The flow of mid- to low-end manufacturing (not necessarily labor-intensive) in the world generally goes from Europe and the US to the Four Asian Tigers, then to China, and in the future, to Southeast Asia and India. The outflow of manufacturing from Europe and the US is mainly due to profit margins and the inability of their industrial populations to sustain it.
The problem is, China is not a Europe with a few hundred million people, nor is it a “Four Tigers” with tens of millions. It is a Leviathan with 1.4 billion people. Only a global hegemon like the US can suppress such a behemoth. China’s massive industrial workforce is enough to consume the mid- to low-end industries entirely. If China continues to take a share of the high-end market in the future, it is natural for low-end industries to transfer out (which is already happening).
Once this giant completes its industrial upgrade, it will essentially “close the door” on new competition. At that point, in every high-end industry you can think of—chips, automobiles, aircraft—there will be a crowd of Chinese companies entrenched in the market, using massive production capacity and competitive pricing to battle the old industrial powers. Imagine when Southeast Asia, India, and other countries are no longer satisfied with low-end products and want to venture into chips, cars, and planes. Sorry, but in every direction you look, there will be a slew of companies from China, the US, and Europe holding the market tightly.

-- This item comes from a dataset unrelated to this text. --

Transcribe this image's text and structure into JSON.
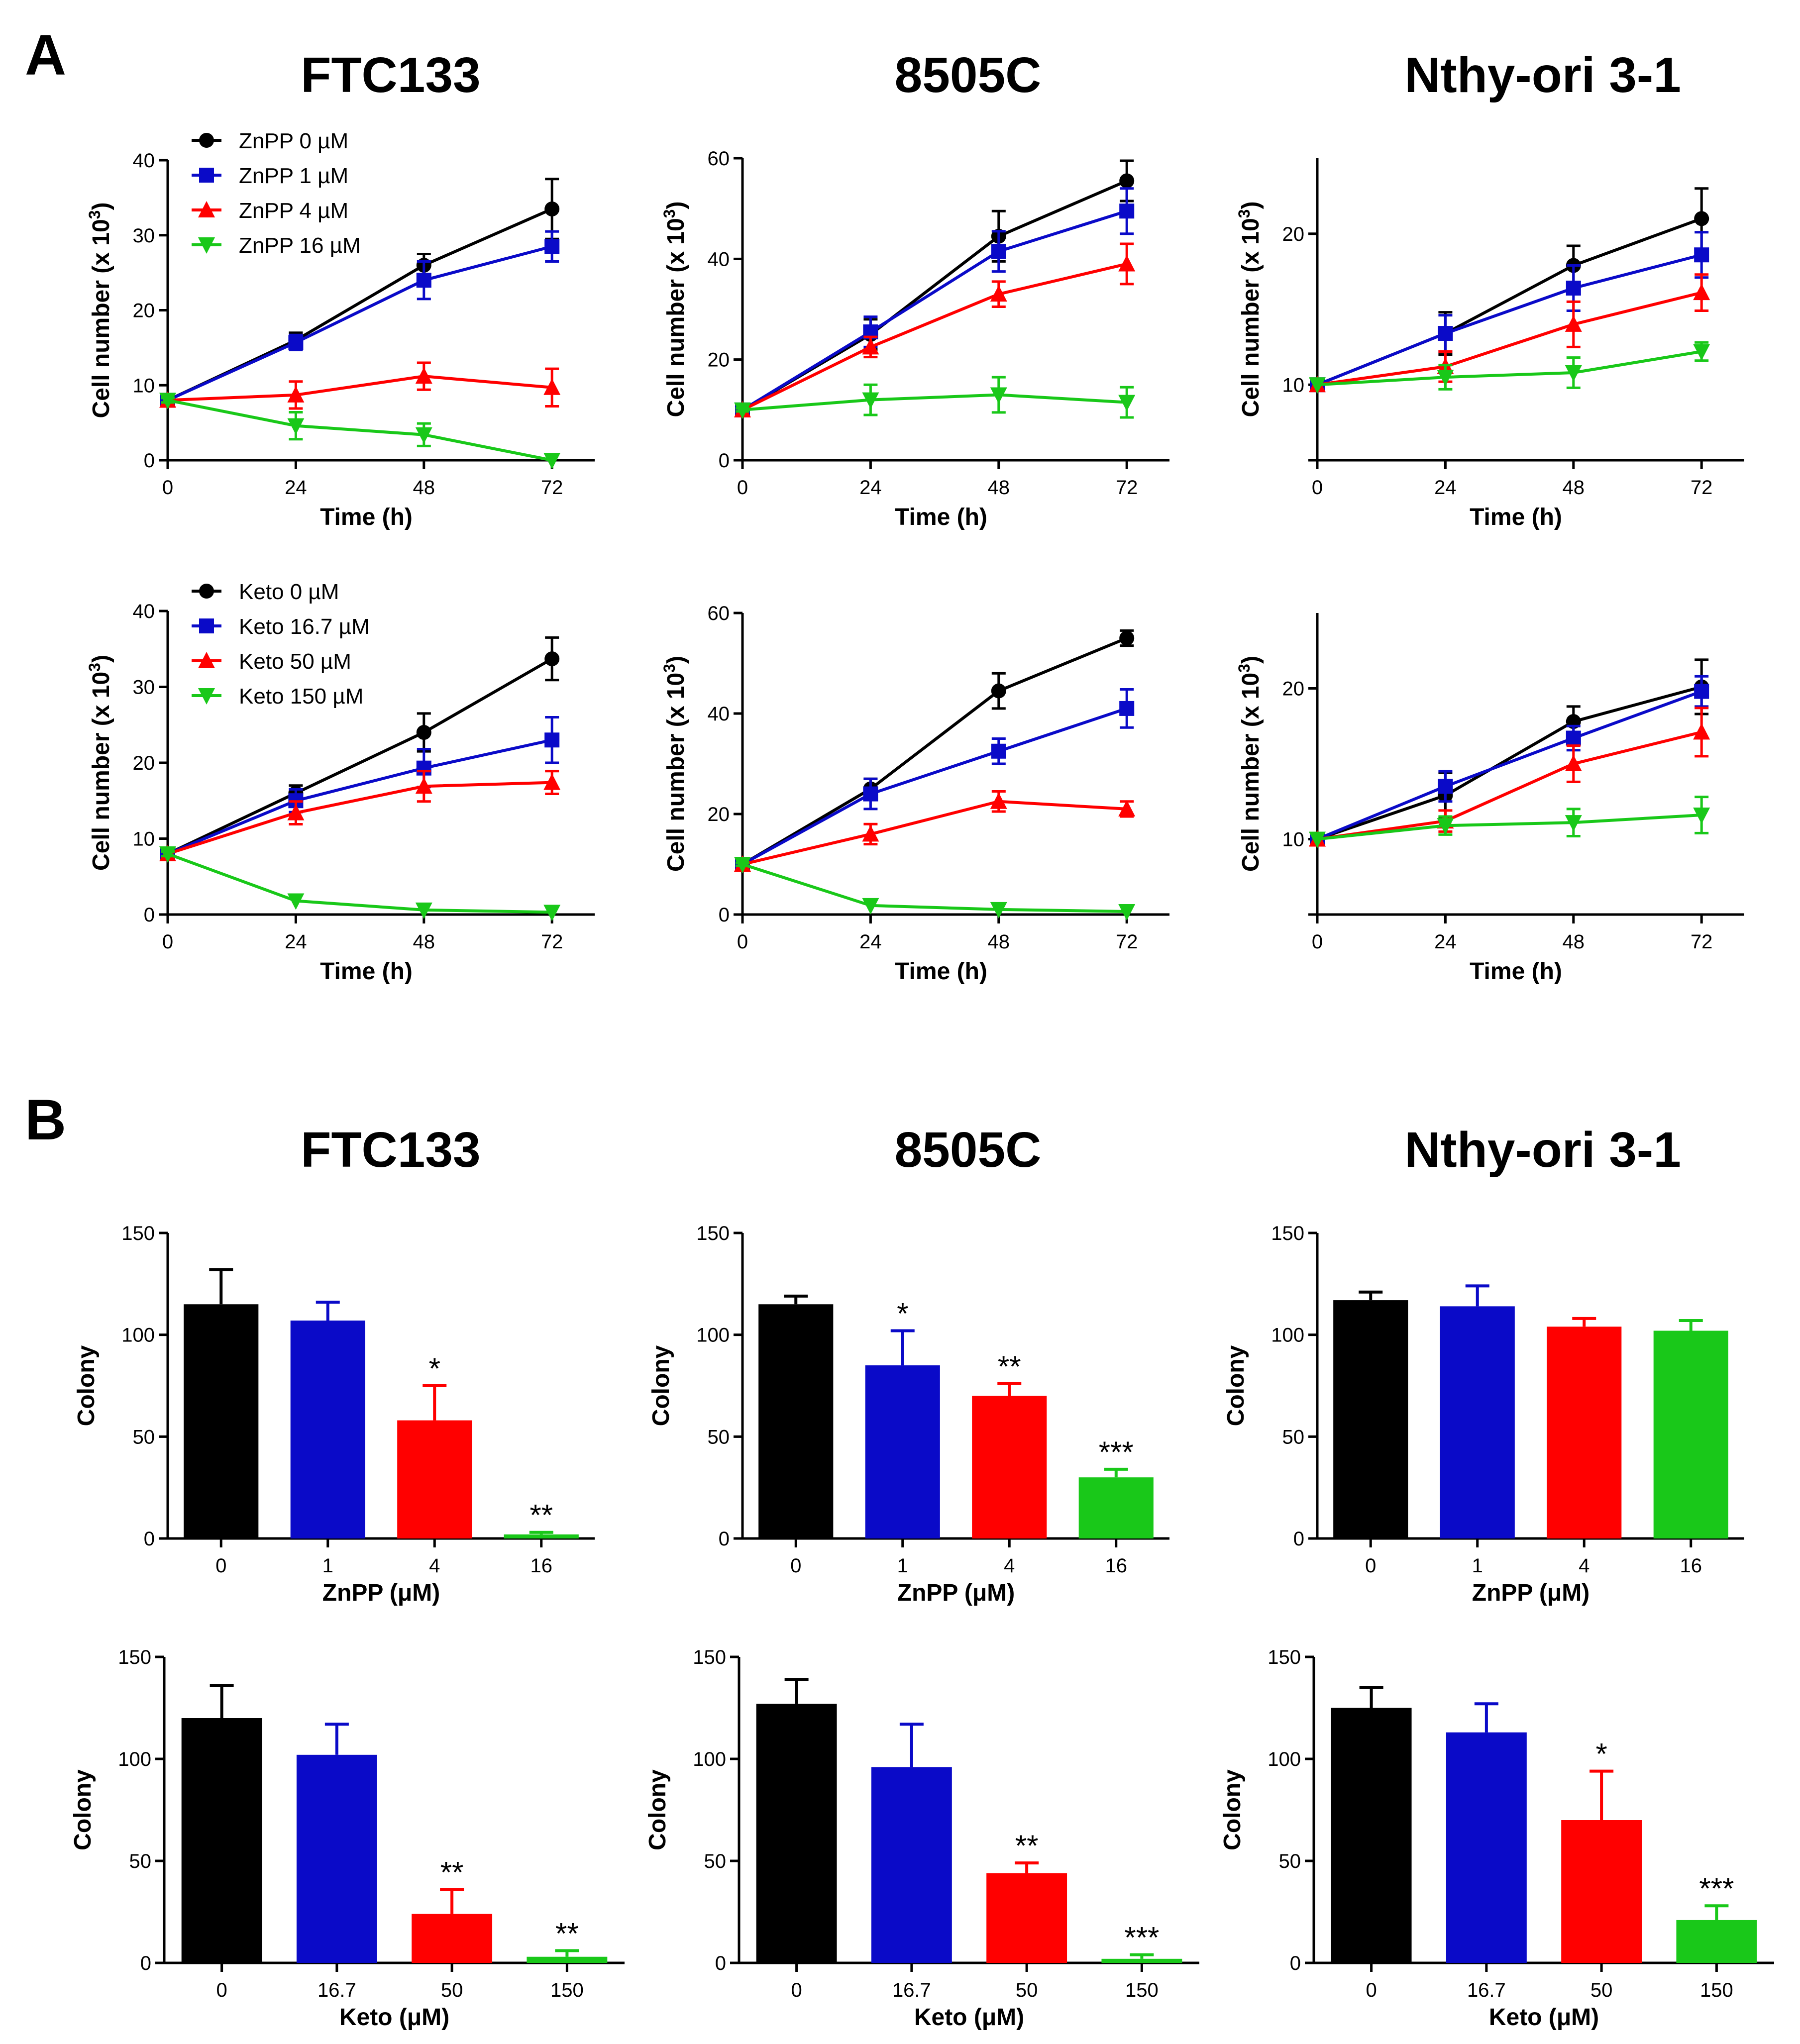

Can these latecomer countries compete on technology or market share? China’s low costs are not solely due to cheap labor and low welfare. It is also due to the vast industrial workforce and the enormous pool of engineers (QAQ) that can gather the entire upstream and downstream, front-end, and back-end of a product together, like a giant beehive.
Global procurement brings global logistics, and this clustered beehive-style production, combined with global output, results in faster product iterations and lower production costs. Open the door! Let’s all engage in free trade!